Mac Ard sent lightning that tore at the earth directly in front of Jenna. Her horse reared, sending
her falling to the ground. Her right elbow struck a rock in the mud, and her arm went numb. She was no longer holding Lamh Shabhala. The world snapped back into drab confusion, the power of the Clochs Mor now just half-glimpsed whirlings in the air, the shrill howling of wind, and the flickering of pale light. One of the stone fences exploded, shards of rock flying everywhere. A fragment sliced across Jenna's left arm, leaving a long cut that gaped white for an instant before blood welled up. Jenna cried in pain and frustration. Her right arm throbbed with the pain of wielding the cloch as she scrabbled in the mud. There-she saw the cloch, an arm's length away, and flung herself at it. Her hand closed about it…

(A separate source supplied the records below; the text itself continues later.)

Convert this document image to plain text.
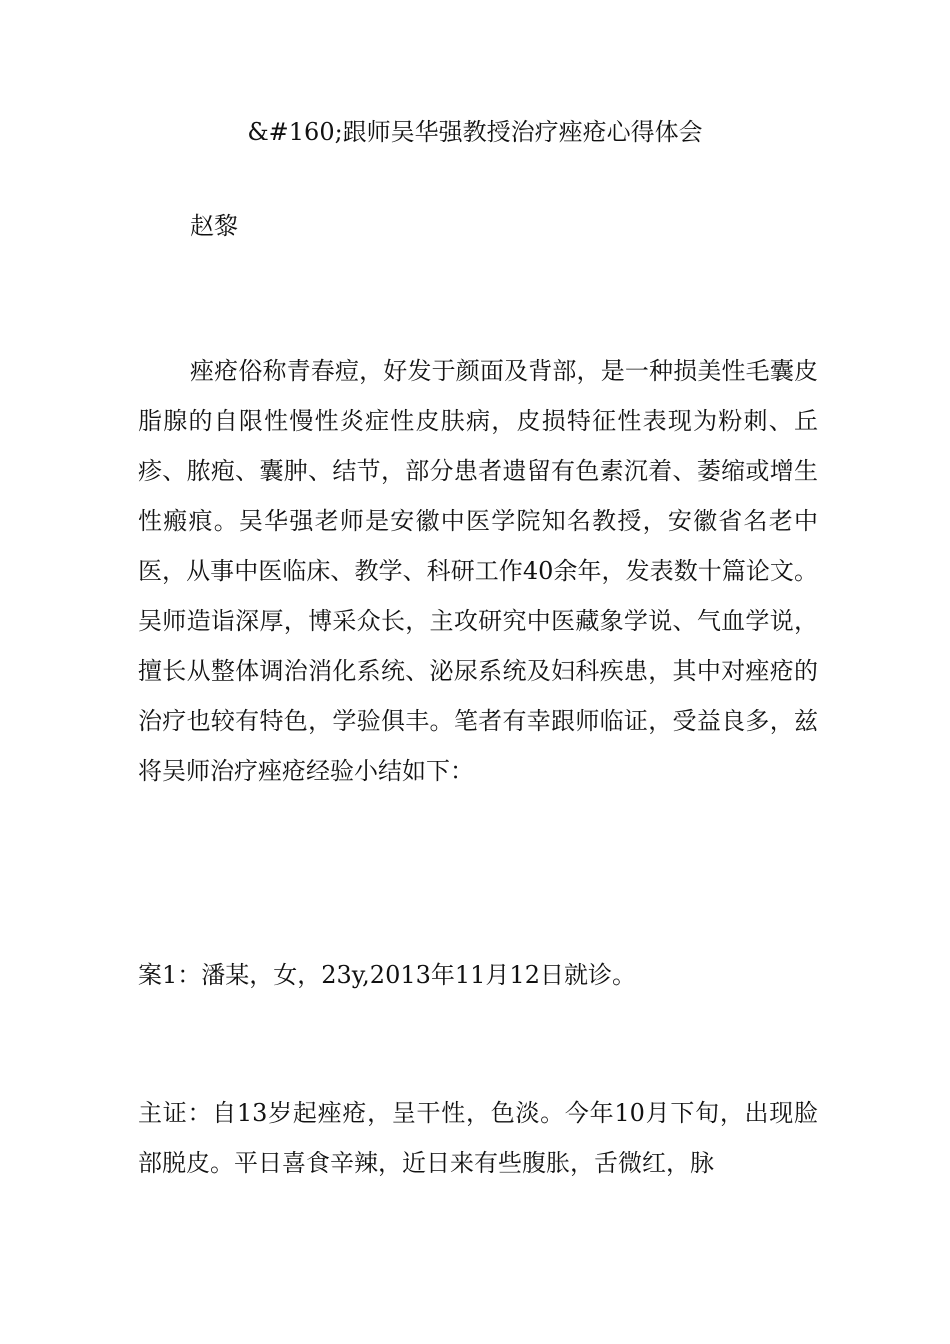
&#160;跟师吴华强教授治疗痤疮心得体会
赵黎

痤疮俗称青春痘，好发于颜面及背部，是一种损美性毛囊皮脂腺的自限性慢性炎症性皮肤病，皮损特征性表现为粉刺、丘疹、脓疱、囊肿、结节，部分患者遗留有色素沉着、萎缩或增生性瘢痕。吴华强老师是安徽中医学院知名教授，安徽省名老中医，从事中医临床、教学、科研工作40余年，发表数十篇论文。吴师造诣深厚，博采众长，主攻研究中医藏象学说、气血学说，擅长从整体调治消化系统、泌尿系统及妇科疾患，其中对痤疮的治疗也较有特色，学验俱丰。笔者有幸跟师临证，受益良多，兹将吴师治疗痤疮经验小结如下：

案1：潘某，女，23y,2013年11月12日就诊。

主证：自13岁起痤疮，呈干性，色淡。今年10月下旬，出现脸部脱皮。平日喜食辛辣，近日来有些腹胀，舌微红，脉
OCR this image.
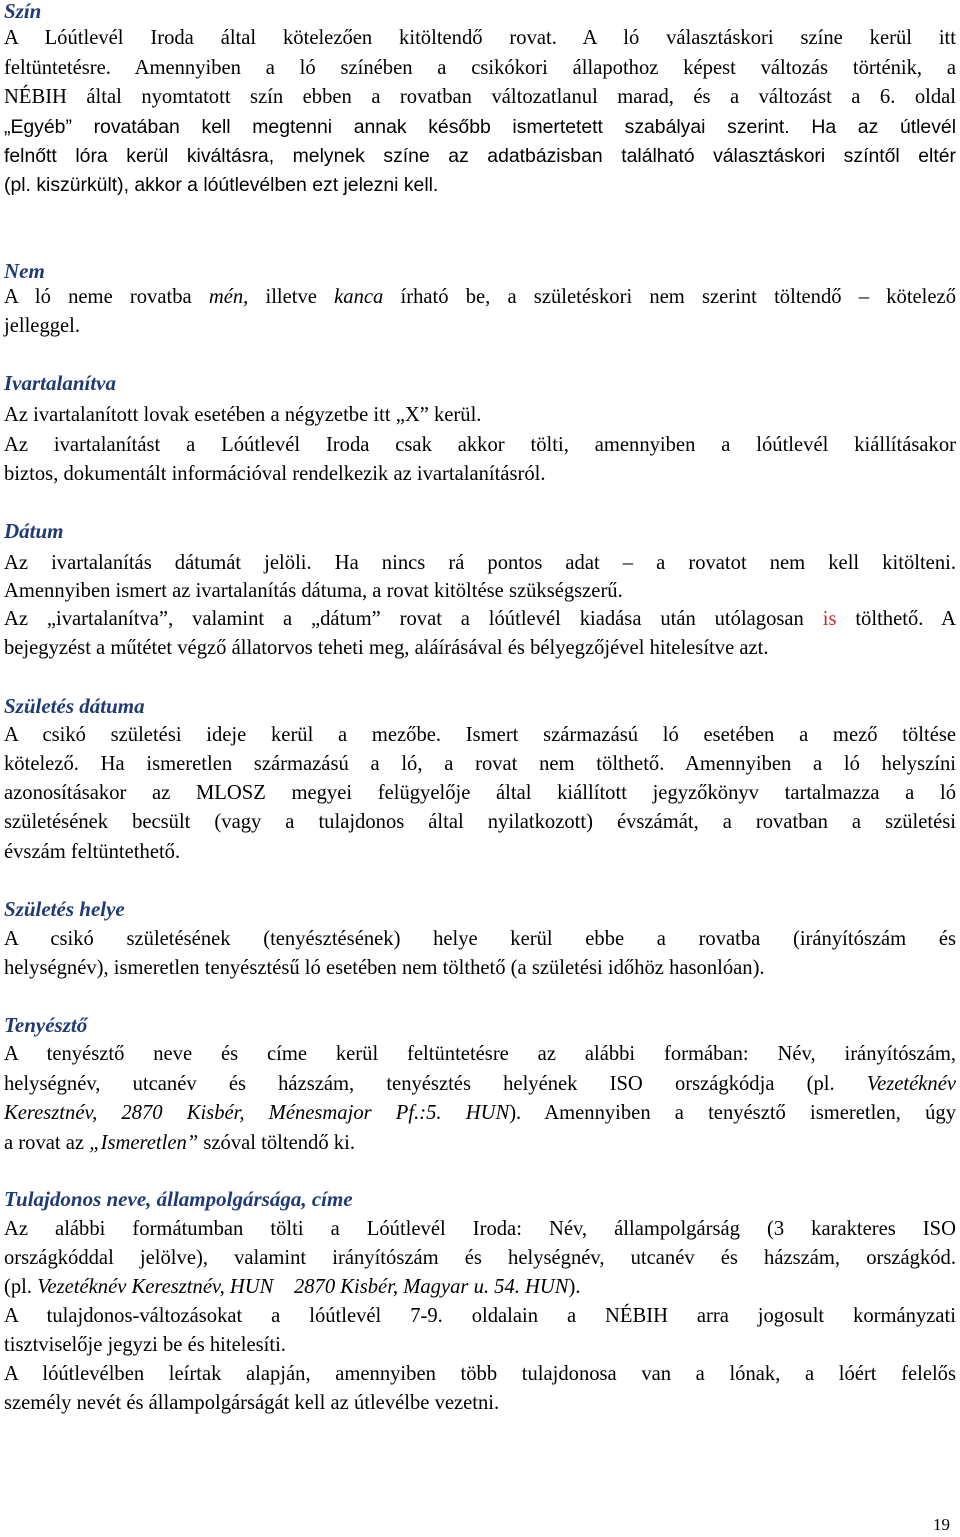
Szín
A Lóútlevél Iroda által kötelezően kitöltendő rovat. A ló választáskori színe kerül itt
feltüntetésre. Amennyiben a ló színében a csikókori állapothoz képest változás történik, a
NÉBIH által nyomtatott szín ebben a rovatban változatlanul marad, és a változást a 6. oldal
„Egyéb” rovatában kell megtenni annak később ismertetett szabályai szerint. Ha az útlevél
felnőtt lóra kerül kiváltásra, melynek színe az adatbázisban található választáskori színtől eltér
(pl. kiszürkült), akkor a lóútlevélben ezt jelezni kell.
Nem
A ló neme rovatba mén, illetve kanca írható be, a születéskori nem szerint töltendő – kötelező
jelleggel.
Ivartalanítva
Az ivartalanított lovak esetében a négyzetbe itt „X” kerül.
Az ivartalanítást a Lóútlevél Iroda csak akkor tölti, amennyiben a lóútlevél kiállításakor
biztos, dokumentált információval rendelkezik az ivartalanításról.
Dátum
Az ivartalanítás dátumát jelöli. Ha nincs rá pontos adat – a rovatot nem kell kitölteni.
Amennyiben ismert az ivartalanítás dátuma, a rovat kitöltése szükségszerű.
Az „ivartalanítva”, valamint a „dátum” rovat a lóútlevél kiadása után utólagosan is tölthető. A
bejegyzést a műtétet végző állatorvos teheti meg, aláírásával és bélyegzőjével hitelesítve azt.
Születés dátuma
A csikó születési ideje kerül a mezőbe. Ismert származású ló esetében a mező töltése
kötelező. Ha ismeretlen származású a ló, a rovat nem tölthető. Amennyiben a ló helyszíni
azonosításakor az MLOSZ megyei felügyelője által kiállított jegyzőkönyv tartalmazza a ló
születésének becsült (vagy a tulajdonos által nyilatkozott) évszámát, a rovatban a születési
évszám feltüntethető.
Születés helye
A csikó születésének (tenyésztésének) helye kerül ebbe a rovatba (irányítószám és
helységnév), ismeretlen tenyésztésű ló esetében nem tölthető (a születési időhöz hasonlóan).
Tenyésztő
A tenyésztő neve és címe kerül feltüntetésre az alábbi formában: Név, irányítószám,
helységnév, utcanév és házszám, tenyésztés helyének ISO országkódja (pl. Vezetéknév
Keresztnév, 2870 Kisbér, Ménesmajor Pf.:5. HUN). Amennyiben a tenyésztő ismeretlen, úgy
a rovat az „Ismeretlen” szóval töltendő ki.
Tulajdonos neve, állampolgársága, címe
Az alábbi formátumban tölti a Lóútlevél Iroda: Név, állampolgárság (3 karakteres ISO
országkóddal jelölve), valamint irányítószám és helységnév, utcanév és házszám, országkód.
(pl. Vezetéknév Keresztnév, HUN    2870 Kisbér, Magyar u. 54. HUN).
A tulajdonos-változásokat a lóútlevél 7-9. oldalain a NÉBIH arra jogosult kormányzati
tisztviselője jegyzi be és hitelesíti.
A lóútlevélben leírtak alapján, amennyiben több tulajdonosa van a lónak, a lóért felelős
személy nevét és állampolgárságát kell az útlevélbe vezetni.
19
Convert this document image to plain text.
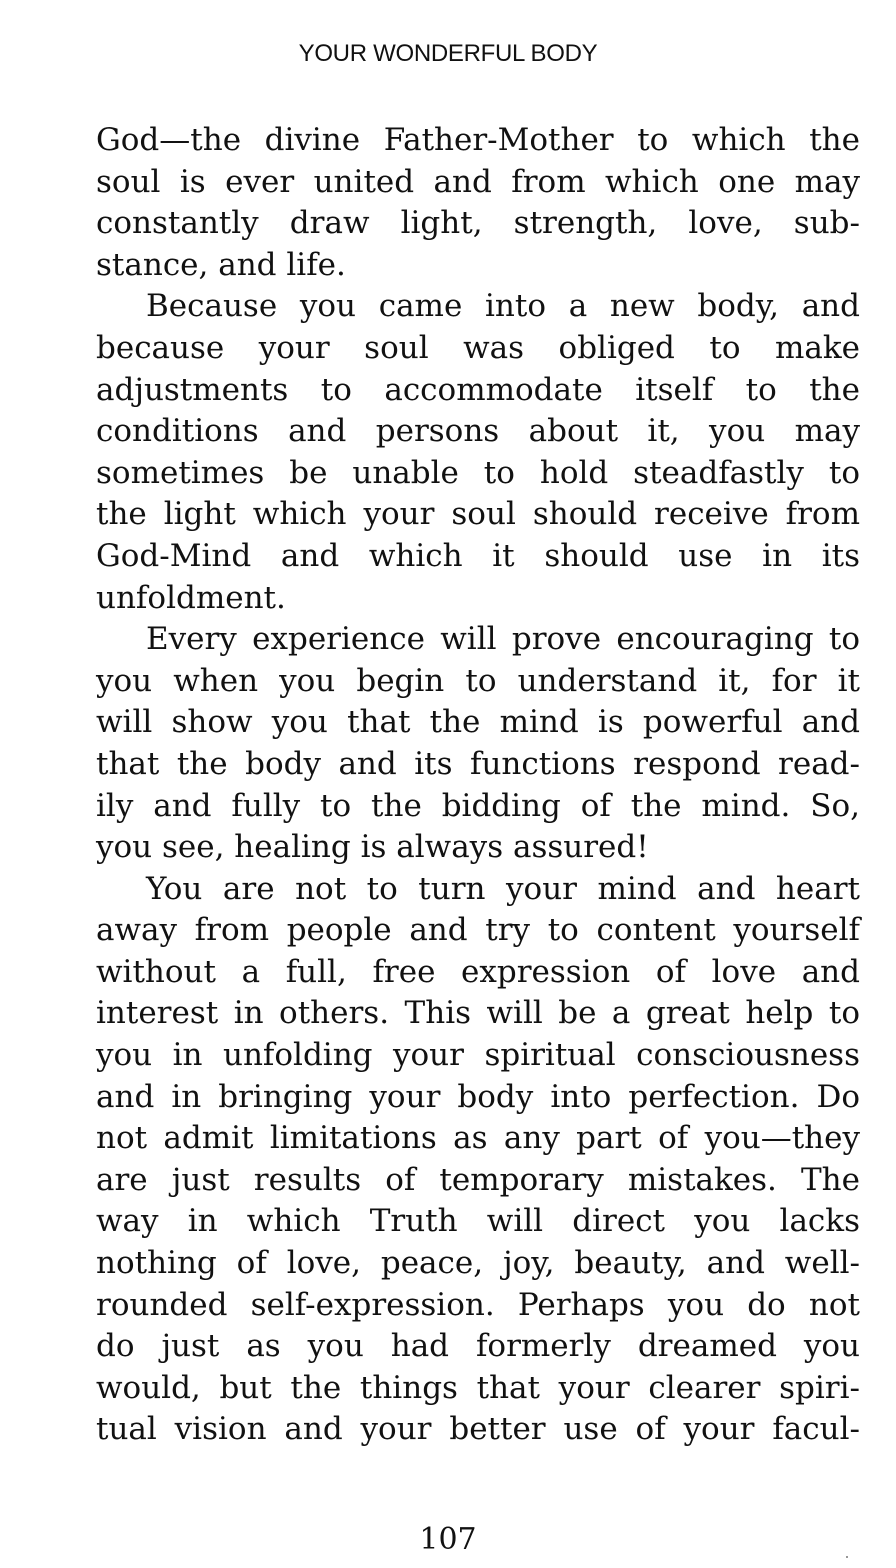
YOUR WONDERFUL BODY
God—the divine Father-Mother to which the
soul is ever united and from which one may
constantly draw light, strength, love, sub-
stance, and life.
Because you came into a new body, and
because your soul was obliged to make
adjustments to accommodate itself to the
conditions and persons about it, you may
sometimes be unable to hold steadfastly to
the light which your soul should receive from
God-Mind and which it should use in its
unfoldment.
Every experience will prove encouraging to
you when you begin to understand it, for it
will show you that the mind is powerful and
that the body and its functions respond read-
ily and fully to the bidding of the mind. So,
you see, healing is always assured!
You are not to turn your mind and heart
away from people and try to content yourself
without a full, free expression of love and
interest in others. This will be a great help to
you in unfolding your spiritual consciousness
and in bringing your body into perfection. Do
not admit limitations as any part of you—they
are just results of temporary mistakes. The
way in which Truth will direct you lacks
nothing of love, peace, joy, beauty, and well-
rounded self-expression. Perhaps you do not
do just as you had formerly dreamed you
would, but the things that your clearer spiri-
tual vision and your better use of your facul-
107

. . and the fury rose again: around her. Inside her.
"Mac Ard!" She screamed his name. She reached deep into the well of energy within her cloch, grasping it all, holding the power with her mind and shaping it. She could see him, could feel the lightning that writhed like snakes in his hands. She hurled the whole force of Lamh Shabhala s energy at him. He sensed the attack and pushed back at it. Aron, too, felt it, and his Cloch Mor turned to aid Mac Ard. For a moment they both held, then, with a cry, she broke through. Aron swayed in his saddle' senseless. Mac Ard, in his tower room, crumpled.
Jenna herself sagged, suddenly weary. She took a breath, ready now to finish it, to kill them. .
There were cries and shouts around her-she saw one of O Dochartaigh's riders pluck the tiarna's unconscious body from his horse and turn to gallop back up the hill. The others followed, retreating as the other two Clochs Mor pushed back Moister Cleurach and the Banrion's renewed attacks. Jenna flung the cloch's rage at them, and one of the Mages gave a cry and fell as the lava-beast wailed and vanished. The door to Glenn Aill opened to let the remaining riders in, then shut.
She could feel the remaining Clochs Mor close also, their Holders re-leasing the stones, though Moister Cleurach continued to hurl Storm-bringer's energy toward the walls and towers.
"Moister, it's over," Jenna heard Aithne say wearily. "They've gone. They'll be in the caverns and gone before we can get to them."
The old man lifted his hand. With a curse, he released the cloch. The storm was simply a cold, soaking rain once more. All but one of their gardai were dead; the Banrion’s attendants seemed to have fled. Three of the O Dochartaigh retinue lay on the ground, and. .
"Ennis!" Jenna ran to him, ignoring the pain and fatigue of her body. "By the Mother…" She sank into the mud beside him, pulling him into her lap. His eyes were open, and the long gaping wound across the side of his neck no longer pulsed, but seeped thick and red. The ground below him and his leine were soaked with it, and the blood covered Jenna’s rain-slick hands as she cradled him.